Ввиду дурной дождливой погоды гостей оставили ночевать, – куда ж было ехать в такую пору? – и Ольбромского разместили в той самой гостевой спаленке, где между жизнью и смертью лежала когда-то в беспамятстве Розали. Он ни за что не хотел здесь оставаться, но неловко было говорить об этом с доктором и, наперед зная, как тяжела будет ночь, он вынужден был опустить голову на подушку.

Он не спал и не видел снов. Только какие-то сполохи и вспышки всю ночь проносились перед закрытыми глазами, и подступали странные отрывистые звуки, никогда им не слышанные, совершенно невообразимые, откатывались и набегали снова.

Вот склонилось над ним лицо матери, и она что-то жарко, часто шепчет ему, но, Боже мой, он же ни слова не разбирает и только делает вид, будто понимает, но о чем же, о чем она говорит ему, полагая, что он все слышит и запоминает?

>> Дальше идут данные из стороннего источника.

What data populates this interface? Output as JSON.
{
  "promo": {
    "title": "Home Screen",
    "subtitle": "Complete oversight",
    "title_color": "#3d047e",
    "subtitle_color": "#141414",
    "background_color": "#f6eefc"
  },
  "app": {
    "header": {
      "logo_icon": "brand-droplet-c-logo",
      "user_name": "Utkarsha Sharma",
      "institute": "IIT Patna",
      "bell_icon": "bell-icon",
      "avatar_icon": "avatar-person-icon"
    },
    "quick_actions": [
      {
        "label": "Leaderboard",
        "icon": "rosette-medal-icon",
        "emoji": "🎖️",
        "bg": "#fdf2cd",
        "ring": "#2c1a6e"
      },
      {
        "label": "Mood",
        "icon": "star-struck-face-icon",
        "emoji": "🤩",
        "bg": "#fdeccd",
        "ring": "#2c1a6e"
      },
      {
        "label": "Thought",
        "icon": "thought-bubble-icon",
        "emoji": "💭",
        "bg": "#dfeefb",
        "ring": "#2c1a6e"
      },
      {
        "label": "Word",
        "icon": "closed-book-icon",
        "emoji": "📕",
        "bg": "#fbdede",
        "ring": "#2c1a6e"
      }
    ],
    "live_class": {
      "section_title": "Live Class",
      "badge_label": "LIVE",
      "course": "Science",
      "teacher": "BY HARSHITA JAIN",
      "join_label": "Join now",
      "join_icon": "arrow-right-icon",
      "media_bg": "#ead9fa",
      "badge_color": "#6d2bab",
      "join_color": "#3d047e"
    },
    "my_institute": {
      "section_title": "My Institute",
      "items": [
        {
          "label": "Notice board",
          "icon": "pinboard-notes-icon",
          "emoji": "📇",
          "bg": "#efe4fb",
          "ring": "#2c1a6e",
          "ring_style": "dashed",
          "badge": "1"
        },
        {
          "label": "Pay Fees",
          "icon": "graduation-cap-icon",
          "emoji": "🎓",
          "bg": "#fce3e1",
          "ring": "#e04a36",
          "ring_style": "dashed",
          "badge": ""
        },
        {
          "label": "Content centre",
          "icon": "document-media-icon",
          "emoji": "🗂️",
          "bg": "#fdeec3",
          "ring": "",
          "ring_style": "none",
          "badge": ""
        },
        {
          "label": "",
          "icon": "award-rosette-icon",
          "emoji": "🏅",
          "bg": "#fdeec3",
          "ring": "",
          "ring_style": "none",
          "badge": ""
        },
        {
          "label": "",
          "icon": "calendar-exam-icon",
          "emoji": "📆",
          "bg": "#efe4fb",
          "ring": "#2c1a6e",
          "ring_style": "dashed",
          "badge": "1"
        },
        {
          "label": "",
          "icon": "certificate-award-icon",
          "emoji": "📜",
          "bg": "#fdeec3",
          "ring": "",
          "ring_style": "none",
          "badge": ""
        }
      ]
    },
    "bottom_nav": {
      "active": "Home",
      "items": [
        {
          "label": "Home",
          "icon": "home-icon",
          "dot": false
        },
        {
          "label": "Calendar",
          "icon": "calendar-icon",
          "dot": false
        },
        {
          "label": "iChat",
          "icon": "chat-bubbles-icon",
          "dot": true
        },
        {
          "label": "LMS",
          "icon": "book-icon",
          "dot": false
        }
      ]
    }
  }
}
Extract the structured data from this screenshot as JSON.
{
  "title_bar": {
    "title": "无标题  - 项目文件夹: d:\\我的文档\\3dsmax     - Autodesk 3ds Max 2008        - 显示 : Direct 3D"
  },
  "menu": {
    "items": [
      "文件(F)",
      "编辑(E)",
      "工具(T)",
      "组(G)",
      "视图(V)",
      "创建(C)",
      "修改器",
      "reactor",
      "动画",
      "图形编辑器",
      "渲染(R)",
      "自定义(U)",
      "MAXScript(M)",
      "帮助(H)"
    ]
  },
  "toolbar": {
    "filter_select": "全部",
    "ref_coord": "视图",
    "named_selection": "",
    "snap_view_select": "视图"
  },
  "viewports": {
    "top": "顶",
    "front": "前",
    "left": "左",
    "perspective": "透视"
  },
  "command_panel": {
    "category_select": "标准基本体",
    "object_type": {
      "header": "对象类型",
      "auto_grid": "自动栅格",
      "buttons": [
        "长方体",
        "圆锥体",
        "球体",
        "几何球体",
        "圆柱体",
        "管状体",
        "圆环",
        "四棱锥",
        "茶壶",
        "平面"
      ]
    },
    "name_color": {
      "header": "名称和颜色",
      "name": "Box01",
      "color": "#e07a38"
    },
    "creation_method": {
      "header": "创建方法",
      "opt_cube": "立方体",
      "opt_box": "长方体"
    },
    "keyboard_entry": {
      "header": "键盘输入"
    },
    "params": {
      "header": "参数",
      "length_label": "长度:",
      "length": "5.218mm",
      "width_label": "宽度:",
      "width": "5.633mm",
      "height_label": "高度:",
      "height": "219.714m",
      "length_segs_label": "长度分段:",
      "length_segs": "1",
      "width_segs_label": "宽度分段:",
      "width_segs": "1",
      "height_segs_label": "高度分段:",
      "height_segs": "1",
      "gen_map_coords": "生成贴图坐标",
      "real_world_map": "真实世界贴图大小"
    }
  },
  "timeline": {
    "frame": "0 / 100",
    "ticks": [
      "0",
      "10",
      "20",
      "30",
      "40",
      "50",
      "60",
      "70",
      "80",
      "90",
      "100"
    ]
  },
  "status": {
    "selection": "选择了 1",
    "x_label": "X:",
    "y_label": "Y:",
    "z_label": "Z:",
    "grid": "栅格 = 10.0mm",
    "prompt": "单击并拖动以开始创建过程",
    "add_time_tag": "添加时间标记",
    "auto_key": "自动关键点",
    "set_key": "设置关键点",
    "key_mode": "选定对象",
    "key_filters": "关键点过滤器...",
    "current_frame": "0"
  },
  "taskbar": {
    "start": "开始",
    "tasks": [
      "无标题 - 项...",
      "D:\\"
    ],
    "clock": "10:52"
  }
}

Вот в парадно иллюминированном большом Николаевском зале под громоподобный полонез из «Онегина», которым открывались придворные балы, он, затянутый в рюмочку в своем ладном уланском мундире, в лакированных ботинках с тупыми бальными шпорами, с лентой через плечо, с крестиком в петлице, бережно ведет молодую императрицу Александру Федоровну, еще бледную после очередных родов, улыбающуюся невпопад, скользящую отсутствующим взглядом поверх завитых голов, и старается увести ее в широких глиссадах из-под огромной, нарядной, сияющей новым электрическим, почему-то совершенно черным, светом хрустальной люстры, и никто не догадывается, что она упадет сейчас прямо на них, если не пробиться к балюстраде в край зала, но вот уже и свободный паркет впереди, и далеко разлетелись в контрдансах кружащиеся пары, а люстра все равно над ними, будто гонится за каждым движением, и вот дробненько звенят высоким запредельным звуком готовые сейчас оборваться сплошным черным потоком мириады переливающихся подвесок; Александра же все бледнее и бледнее, пока не истаивает совсем в его руках, вся уходя в этот высокий непереносимый звук…

Вот кто-то лежит в узкой глухой пещере третий день без воды и пищи, обессиленный раной, которая уже как бы и не болит сама по себе, а только все вокруг – сплошная рана и болит нестерпимо, и, видимо, смерть сопит и возится где-то рядом, – да это же он сам во время туркестанского похода; Господи, разве это еще не кончилось, разве уже не наступило «потом»? Или эта отовсюду – из земли и листьев, из камней и воздуха сочащаяся боль и есть настоящее «потом»?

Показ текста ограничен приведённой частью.